Coloque agora os R$ 10 bilhões que gastamos para fazer a manutenção de todo o nosso Estado democrático, em comparação a tudo o que gastamos. O processo eleitoral corresponde a 0,008% do total dos pagamentos.
Se é questão financeira, cabe fazer a conta do que queremos sacrificar. Claro que o senso comum empurra o cidadão a cortar os gastos direcionados para a política, mas foi esse senso comum que levou a França a seu banho de sangue na Revolução Francesa, e levou vários governos a se tornarem absolutistas. Se você deixa de ter uma eleição, quem garante que voltará a ter? O Império Romano começou com uma intervenção militar diante de uma ameaça grave, votada pelos senadores, que tinha prazo para acabar.
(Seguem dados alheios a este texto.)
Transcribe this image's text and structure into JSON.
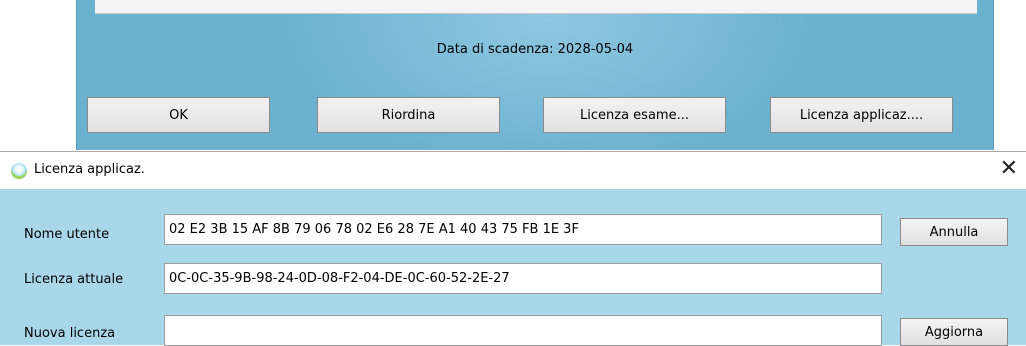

O pretexto de usar o dinheiro da eleição para a saúde não resiste a uma simples conta de matemática quando se conhece o Orçamento da União. Para quatro meses de crise, o governo terá que injetar cerca de R$ 1 tri na economia. Basta olhar o New Deal, plano estadunidense implantado entre 1933 e 1937 para recuperar a economia americana, para saber que R$ 10 bi não fazem diferença.
Os americanos não mediram esforços para sair da grande depressão, intervieram no sistema bancário, investiram em estatais, em obras públicas, criaram o sistema de previdência social, aumentaram os investimentos na área agrícola e muitas outras ações. Em época de guerra, a demagogia não cabe na trincheira.
O inimigo é forte e não vai ser com corte de salários de servidores ou com economia no nosso sistema eleitoral que vamos vencer. Agora é preciso que os governantes e representantes tenham responsabilidade de encarar a hostilização que existe nas redes sociais e agir como estadistas, com a finalidade de realmente trabalhar pelas pessoas, mesmo que, em um primeiro momento, elas não entendam bem o que está sendo feito.
A unificação das eleições também não fará as eleições custarem menos. Eleição não é apenas disputa por um voto, mas é a disputa pelo tempo do eleitor. Quanto maior o número de candidatos, mais caro será para um candidato “comprar” o tempo de atenção de um eleitor. A unificação levará a aumento de gastos nas campanhas eleitorais, dado que serão muitos candidatos para mostrar as propostas, tudo ao mesmo tempo.
Repare que não existe um modelo similar, em países com características análogas ao Brasil, que adote um modelo unificado eleitoral. Países menores, como Portugal, utilizam eleições no mesmo ano, mas em semestres diferentes. O mundo todo pode estar errado e os nossos parlamentares, dotados de altruísmo e legítimo interesse pelo bem do cidadão, criaram uma solução muito melhor do que a do restante do planeta.
Você pode acreditar no que quiser, dado que há quem acredite na teoria da Terra plana. Pode negar as contas que propus, negar as experiências democráticas, negar a necessidade de um Estado de direito garantidor. Eu contrariarei Friedrich Hegel, que disse que a história ensina que governos e pessoas nunca aprendem com a história. Ficarei com a história.